I grew up in a place that was a cultural anomaly: Prince George’s County, Maryland. It is home to the most affluent demographic of African Americans in the country, and thus, when my parents placed me in a private school, my classes were diverse. For this reason, until the age of 13, I did not truly grasp the complete nuances of race because I simply did not have to. My first educators were Black, and for the most part, so were my closest friends. It wasn’t until I went to a predominantly-white high school that I experienced my first bouts of racism and, unfortunately for me, they were extreme.

The private high school I attended was one county over. The school wooed me with its boasts of diversity, new buildings, and a stellar education; however, like other private schools, they, too, fudged their numbers to appear more appealing to minorities and I fell for the trick. I was one of two Black girls in a class of 110 students and in total, there were six Black students in my grade. 

Due to my experiences with constant microaggression and racism in high school, my college application process was tricky. I was weary of people’s hands in my hair and casual expressions of the n-word in music at dances. I was still processing an incident in which an elderly white woman with no affiliations to my school was allowed to grab and yell at me on school property, while teachers watched. I was not even 18 and my teacher, a white man, later told me that he believed I had the situation under control. If nothing else, that was a blatant reminder that I would never be safe at a PWI. 

Before my PWI experience, I had aspired to attend universities such as Harvard, Berkeley, Stanford, and American, but as I became more culturally aware, those universities’ complicity with racism- as was evident by student accounts similar to mine- became too difficult to ignore. 

I remember touring the campus of American University as a senior, awed by its beauty, taken by the location, and swept by its academic programs. At the end of the tour, though, I asked the tour guide about the school’s diversity. Now, as someone who served as a student ambassador for years, I was familiar with the “false truths” my school encouraged me to tell. “We’re working on increasing our diversity,” I was taught to say, which was code for “we don’t have diversity.” I was discouraged when I was met with similar statements from college ambassadors. 

The institution itself had some diversity, but the majority of its numbers were from international students, and the community I sought to see representation from made up just a drop. 

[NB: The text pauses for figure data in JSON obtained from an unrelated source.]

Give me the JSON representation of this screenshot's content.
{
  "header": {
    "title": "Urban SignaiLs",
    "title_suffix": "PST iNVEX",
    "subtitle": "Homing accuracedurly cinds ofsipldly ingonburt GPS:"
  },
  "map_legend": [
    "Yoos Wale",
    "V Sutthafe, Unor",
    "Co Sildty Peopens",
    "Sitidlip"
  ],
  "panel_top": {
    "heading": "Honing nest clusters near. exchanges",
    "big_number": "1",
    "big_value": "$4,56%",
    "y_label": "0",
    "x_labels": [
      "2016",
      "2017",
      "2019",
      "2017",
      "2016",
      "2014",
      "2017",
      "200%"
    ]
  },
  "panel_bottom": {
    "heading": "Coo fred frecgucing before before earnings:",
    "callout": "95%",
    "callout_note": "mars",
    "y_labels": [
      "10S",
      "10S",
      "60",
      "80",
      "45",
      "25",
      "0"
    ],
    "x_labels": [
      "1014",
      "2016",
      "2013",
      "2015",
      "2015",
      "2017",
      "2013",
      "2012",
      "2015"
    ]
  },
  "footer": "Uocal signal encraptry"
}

I did not want to attend another school for four more years, where I would be the only Black face amid thousands of white ones. To strengthen the matter, I found out about an incident that had occurred on campus a year or so before I had toured: several bananas hanged by nooses. The incident came only months after more bananas–tasteless, I know–were thrown at a Black girl’s dorm door on campus. As a Black woman, the racial stereotyping and obvious insinuations of violence on that campus made me extremely uncomfortable, and it completely devalued the importance of my letters of acceptance. 

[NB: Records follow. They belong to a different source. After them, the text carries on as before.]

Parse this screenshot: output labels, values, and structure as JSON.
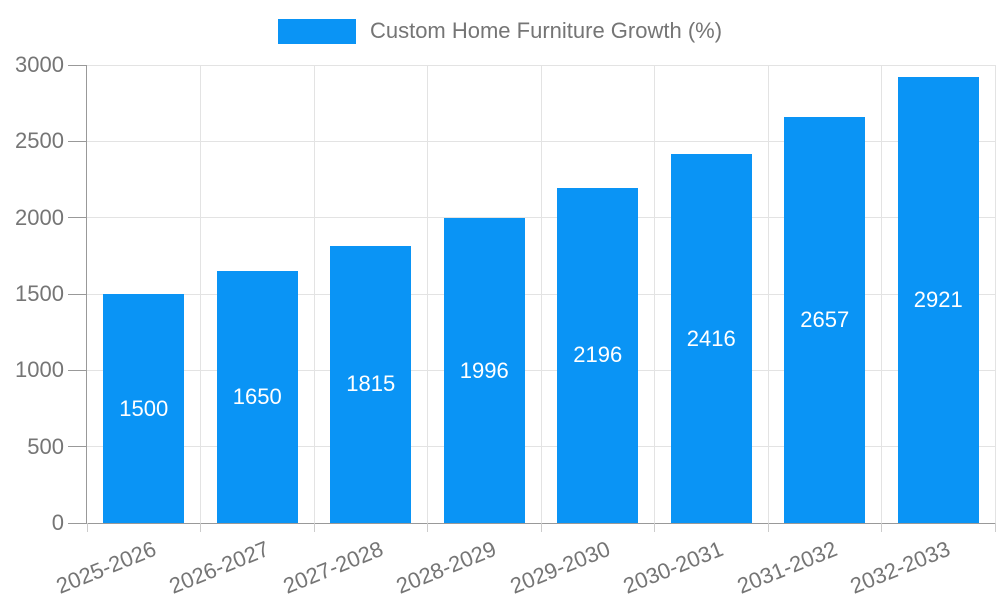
{
  "chart_data": {
    "type": "bar",
    "title": "Custom Home Furniture Growth (%)",
    "categories": [
      "2025-2026",
      "2026-2027",
      "2027-2028",
      "2028-2029",
      "2029-2030",
      "2030-2031",
      "2031-2032",
      "2032-2033"
    ],
    "values": [
      1500,
      1650,
      1815,
      1996,
      2196,
      2416,
      2657,
      2921
    ],
    "xlabel": "",
    "ylabel": "",
    "ylim": [
      0,
      3000
    ],
    "y_ticks": [
      0,
      500,
      1000,
      1500,
      2000,
      2500,
      3000
    ],
    "grid": true,
    "legend_position": "top",
    "colors": {
      "bar": "#0a94f5",
      "value_label": "#ffffff",
      "axis_text": "#757575",
      "grid_line": "#e3e3e3",
      "axis_line": "#999999",
      "x_tick": "#cccccc"
    }
  }
}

The fear associated with that type of spitefulness was real. As I applied to PWIs, I couldn’t help but wonder if, like Chennel Rowe, if I would be targeted and poisoned by my potential white roommate. Would I be called racial slurs? Would I even have a real support system?

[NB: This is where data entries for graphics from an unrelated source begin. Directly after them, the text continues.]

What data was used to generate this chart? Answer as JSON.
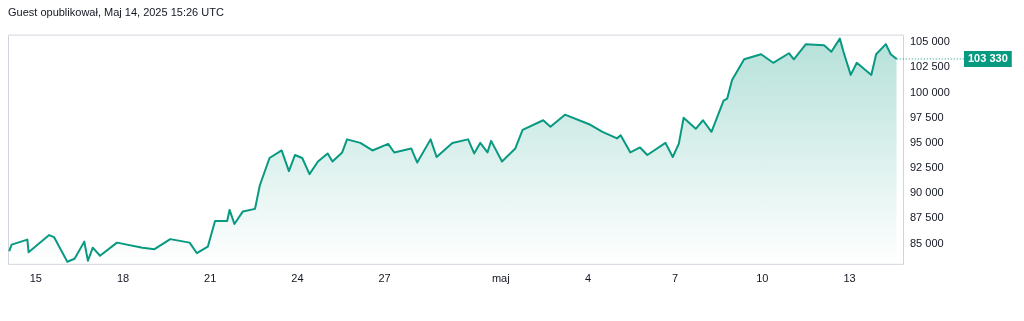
{
  "chart_data": {
    "type": "area",
    "title": "Guest opublikował, Maj 14, 2025 15:26 UTC",
    "x": [
      "2025-04-14T02:00",
      "2025-04-14T04:00",
      "2025-04-14T17:00",
      "2025-04-14T18:00",
      "2025-04-15T11:00",
      "2025-04-15T15:00",
      "2025-04-16T02:00",
      "2025-04-16T08:00",
      "2025-04-16T16:00",
      "2025-04-16T19:00",
      "2025-04-16T23:00",
      "2025-04-17T05:00",
      "2025-04-17T19:00",
      "2025-04-18T16:00",
      "2025-04-19T02:00",
      "2025-04-19T15:00",
      "2025-04-20T07:00",
      "2025-04-20T13:00",
      "2025-04-20T22:00",
      "2025-04-21T04:00",
      "2025-04-21T14:00",
      "2025-04-21T16:00",
      "2025-04-21T20:00",
      "2025-04-22T03:00",
      "2025-04-22T13:00",
      "2025-04-22T17:00",
      "2025-04-23T01:00",
      "2025-04-23T11:00",
      "2025-04-23T17:00",
      "2025-04-23T22:00",
      "2025-04-24T04:00",
      "2025-04-24T10:00",
      "2025-04-24T17:00",
      "2025-04-25T01:00",
      "2025-04-25T05:00",
      "2025-04-25T13:00",
      "2025-04-25T17:00",
      "2025-04-26T04:00",
      "2025-04-26T14:00",
      "2025-04-27T03:00",
      "2025-04-27T08:00",
      "2025-04-27T22:00",
      "2025-04-28T03:00",
      "2025-04-28T14:00",
      "2025-04-28T19:00",
      "2025-04-29T08:00",
      "2025-04-29T21:00",
      "2025-04-30T02:00",
      "2025-04-30T07:00",
      "2025-04-30T13:00",
      "2025-04-30T16:00",
      "2025-05-01T01:00",
      "2025-05-01T12:00",
      "2025-05-01T18:00",
      "2025-05-02T11:00",
      "2025-05-02T17:00",
      "2025-05-03T05:00",
      "2025-05-04T02:00",
      "2025-05-04T12:00",
      "2025-05-05T00:00",
      "2025-05-05T03:00",
      "2025-05-05T11:00",
      "2025-05-05T19:00",
      "2025-05-06T01:00",
      "2025-05-06T16:00",
      "2025-05-06T22:00",
      "2025-05-07T03:00",
      "2025-05-07T07:00",
      "2025-05-07T17:00",
      "2025-05-07T23:00",
      "2025-05-08T06:00",
      "2025-05-08T16:00",
      "2025-05-08T19:00",
      "2025-05-08T23:00",
      "2025-05-09T09:00",
      "2025-05-09T23:00",
      "2025-05-10T09:00",
      "2025-05-10T22:00",
      "2025-05-11T02:00",
      "2025-05-11T12:00",
      "2025-05-12T03:00",
      "2025-05-12T09:00",
      "2025-05-12T16:00",
      "2025-05-12T19:00",
      "2025-05-13T01:00",
      "2025-05-13T06:00",
      "2025-05-13T18:00",
      "2025-05-13T22:00",
      "2025-05-14T06:00",
      "2025-05-14T10:00",
      "2025-05-14T15:00"
    ],
    "series": [
      {
        "color": "#089981",
        "values": [
          84250,
          84900,
          85400,
          84150,
          85850,
          85650,
          83200,
          83500,
          85200,
          83300,
          84600,
          83800,
          85100,
          84600,
          84450,
          85450,
          85100,
          84050,
          84700,
          87250,
          87250,
          88350,
          86950,
          88200,
          88450,
          90800,
          93500,
          94250,
          92200,
          93800,
          93500,
          91900,
          93150,
          93950,
          93150,
          94050,
          95350,
          95000,
          94250,
          94900,
          94050,
          94450,
          93050,
          95350,
          93600,
          95000,
          95350,
          93950,
          95000,
          94050,
          95200,
          93150,
          94450,
          96300,
          97250,
          96600,
          97800,
          96800,
          96100,
          95450,
          95750,
          94050,
          94550,
          93800,
          95000,
          93600,
          94900,
          97500,
          96400,
          97250,
          96100,
          99200,
          99400,
          101250,
          103300,
          103800,
          102950,
          103900,
          103300,
          104800,
          104700,
          104050,
          105350,
          104050,
          101750,
          102950,
          101750,
          103800,
          104800,
          103800,
          103330
        ]
      }
    ],
    "xlim": [
      "2025-04-14T01:00",
      "2025-05-14T21:00"
    ],
    "xticks": [
      {
        "value": "2025-04-15",
        "label": "15"
      },
      {
        "value": "2025-04-18",
        "label": "18"
      },
      {
        "value": "2025-04-21",
        "label": "21"
      },
      {
        "value": "2025-04-24",
        "label": "24"
      },
      {
        "value": "2025-04-27",
        "label": "27"
      },
      {
        "value": "2025-05-01",
        "label": "maj"
      },
      {
        "value": "2025-05-04",
        "label": "4"
      },
      {
        "value": "2025-05-07",
        "label": "7"
      },
      {
        "value": "2025-05-10",
        "label": "10"
      },
      {
        "value": "2025-05-13",
        "label": "13"
      }
    ],
    "ylim": [
      82900,
      105750
    ],
    "yticks": [
      {
        "value": 85000,
        "label": "85 000"
      },
      {
        "value": 87500,
        "label": "87 500"
      },
      {
        "value": 90000,
        "label": "90 000"
      },
      {
        "value": 92500,
        "label": "92 500"
      },
      {
        "value": 95000,
        "label": "95 000"
      },
      {
        "value": 97500,
        "label": "97 500"
      },
      {
        "value": 100000,
        "label": "100 000"
      },
      {
        "value": 102500,
        "label": "102 500"
      },
      {
        "value": 105000,
        "label": "105 000"
      }
    ],
    "annotations": [
      {
        "text": "103 330",
        "x": "2025-05-14T15:00",
        "y": 103330
      }
    ],
    "grid": false,
    "legend": false
  }
}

Although no longer segregated by law, fear of experiencing racism on a grander scale than I was used to drove me away from any and all PWIs. The lack of financial support and diversity they offered solidified my decision: I would be attending an HBCU, Howard University. 

I’ll admit, my decision to attend  Howard might have been self-imposed separation. However, I will maintain that, if PWIs were safer and more accessible financially to minority students then more students would attend. Until that happens, the fact of segregation within elite institutions will not change.